Brasília, 7 de dezembro de 2011
Os aplicativos da Resolução 1010, de 2005, e as adequações da Matriz do Conhecimento são os principais temas da pauta das coordenadorias das Câmaras Especializadas de Engenharia Elétrica e de Química, reunidas extraordinariamente, em Brasília esta semana. Já os coordenadores de Agronomia, também na Capital Federal, voltam suas atenções para a finalização de uma agenda de sustentabilidade na área, tratam do conflito com os técnicos agrícolas sobre o receituário agronômico, e promovem encontros de aproximação com o Crea-Jr e junto a entidades de representação profissional.
Ao falar sobre os aplicativos da Resolução 1010 como o do cadastramento das Instituições de Ensino Superior, Cristina Abreu, coordenadora das Câmaras de Elétrica, diz que será feita uma avaliação das dificuldades de preenchimento, já que é grande o volume de informações solicitadas. Ela chama a atenção para as adequações necessárias da Matriz do Conhecimento.
“Estamos estudando o Anexo II da Resolução para dar atribuições e competências em função das disciplinas. Da forma como esta hoje, as disciplinas estão locadas por suas especialidades, e existe uma transdisciplinariedade. Quer dizer, eu posso solicitar uma disciplina ou ter cursado uma de outra modalidade, e algumas Câmaras não estão satisfeitas com essa flexibilidade ou da forma como ela está acontecendo.

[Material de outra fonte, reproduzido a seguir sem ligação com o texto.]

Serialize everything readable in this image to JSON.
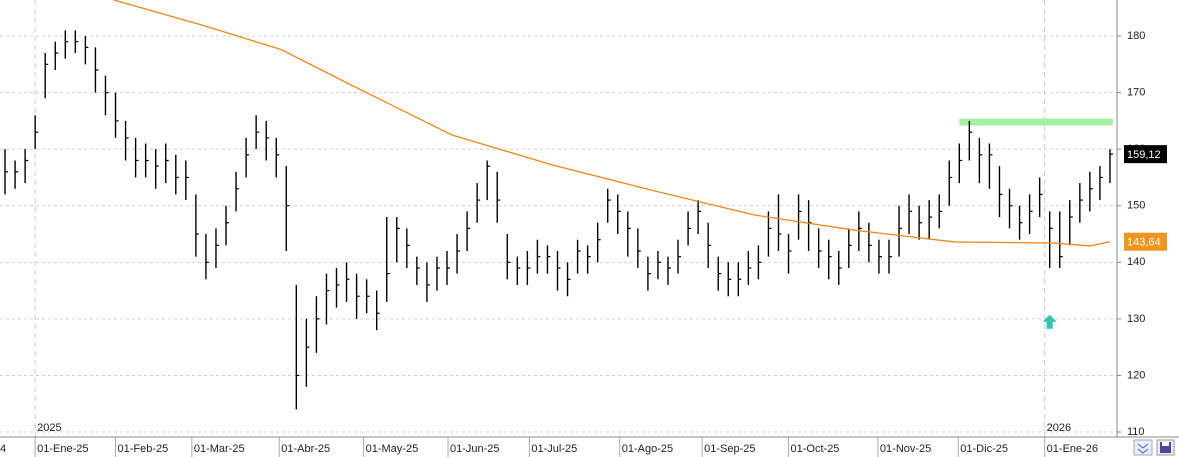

Em alguns casos vamos ampliar a flexibilidade outras em restringir”.
Cristina esclarece que as críticas giram em torno do fato de que alguns profissionais não estão necessariamente habilitados para executar atividades.
“A 1010 não considera carga horária e isso para nós é importante, então o que acontece é que um profissional tem informação, sabe o que é, mas não está preparado para executar esta ou aquela atividade. Por mais que eu tenha noções de estudo topográficos, não tenho condições de elaborar um estudo de topografia. Você tem uma informação em projetos elétricos mas não está qualificado para montar um projeto, sobretudo se envolve determinado suporte de cargas, por exemplo”.

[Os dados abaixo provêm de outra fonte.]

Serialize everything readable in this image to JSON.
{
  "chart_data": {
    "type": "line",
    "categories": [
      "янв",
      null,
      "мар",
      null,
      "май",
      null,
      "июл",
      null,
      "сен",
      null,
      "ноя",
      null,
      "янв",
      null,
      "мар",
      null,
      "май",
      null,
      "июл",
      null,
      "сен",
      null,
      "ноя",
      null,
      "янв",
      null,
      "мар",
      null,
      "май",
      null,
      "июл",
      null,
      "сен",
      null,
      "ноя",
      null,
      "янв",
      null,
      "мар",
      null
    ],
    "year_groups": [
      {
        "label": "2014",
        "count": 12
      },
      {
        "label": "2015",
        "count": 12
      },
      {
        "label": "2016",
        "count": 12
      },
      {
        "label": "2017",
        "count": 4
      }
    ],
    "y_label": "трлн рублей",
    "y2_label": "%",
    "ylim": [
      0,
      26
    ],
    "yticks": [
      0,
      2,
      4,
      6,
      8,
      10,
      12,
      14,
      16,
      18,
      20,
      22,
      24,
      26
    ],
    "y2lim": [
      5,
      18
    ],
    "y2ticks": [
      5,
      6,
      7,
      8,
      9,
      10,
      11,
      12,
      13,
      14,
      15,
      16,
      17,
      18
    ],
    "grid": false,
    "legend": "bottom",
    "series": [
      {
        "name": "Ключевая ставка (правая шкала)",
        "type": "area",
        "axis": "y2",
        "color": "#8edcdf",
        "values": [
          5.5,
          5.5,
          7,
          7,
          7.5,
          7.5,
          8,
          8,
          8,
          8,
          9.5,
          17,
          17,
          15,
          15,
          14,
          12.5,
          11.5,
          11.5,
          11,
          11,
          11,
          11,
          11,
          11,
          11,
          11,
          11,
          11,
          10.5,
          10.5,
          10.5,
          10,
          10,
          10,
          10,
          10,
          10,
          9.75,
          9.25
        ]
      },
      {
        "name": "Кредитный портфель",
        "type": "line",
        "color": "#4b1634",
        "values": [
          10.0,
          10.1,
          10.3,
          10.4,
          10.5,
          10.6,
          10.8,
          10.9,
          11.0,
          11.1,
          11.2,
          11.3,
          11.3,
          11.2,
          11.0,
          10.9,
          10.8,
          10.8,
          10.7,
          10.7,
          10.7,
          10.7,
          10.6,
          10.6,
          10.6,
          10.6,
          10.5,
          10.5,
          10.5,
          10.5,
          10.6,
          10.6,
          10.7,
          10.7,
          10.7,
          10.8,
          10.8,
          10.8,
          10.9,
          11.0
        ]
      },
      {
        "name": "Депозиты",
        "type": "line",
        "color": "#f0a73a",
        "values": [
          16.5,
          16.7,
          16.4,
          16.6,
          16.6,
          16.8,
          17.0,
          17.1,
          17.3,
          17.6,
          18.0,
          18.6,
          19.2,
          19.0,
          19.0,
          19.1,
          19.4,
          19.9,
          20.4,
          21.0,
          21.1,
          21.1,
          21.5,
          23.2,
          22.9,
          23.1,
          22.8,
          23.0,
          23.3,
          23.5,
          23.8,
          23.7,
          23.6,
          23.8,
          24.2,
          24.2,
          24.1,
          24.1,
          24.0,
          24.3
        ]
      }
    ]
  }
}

Para Cristina, são esses limites que precisam ser discutidos. “O sombreamento nunca vai acabar. As engenharias têm um núcleo comum. Todos nós temos disciplinas que fazem parte do tronco. Antigamente tínhamos o engenheiro politécnico que a partir do 9º semestre recebia uma habilitação em área específica, mas hoje não é isso o que acontece. Temos cursos de graduação cada vez mais específicos que vão se afastando muito desse eixo”.
Consenso
A coordenadora exemplifica afirmando que “o perigo de não termos aprovado a 1010, pelo menos na elétrica, é porque a área eletrônica é fragmentada em vários cursos que não têm as mesmas atribuições, e da forma como está damos a mesma atribuição para profissionais com formações diferentes. Então hoje, a gente dá o artigo 9º da Resolução 218, com poucas variações, a todas as habilitações da eletrônica, e que são várias para pesosas não têm a mesma formação. Também temos que corrigir o desvio da mecatrônica que tem o estudo mas não o seu reconhecimento”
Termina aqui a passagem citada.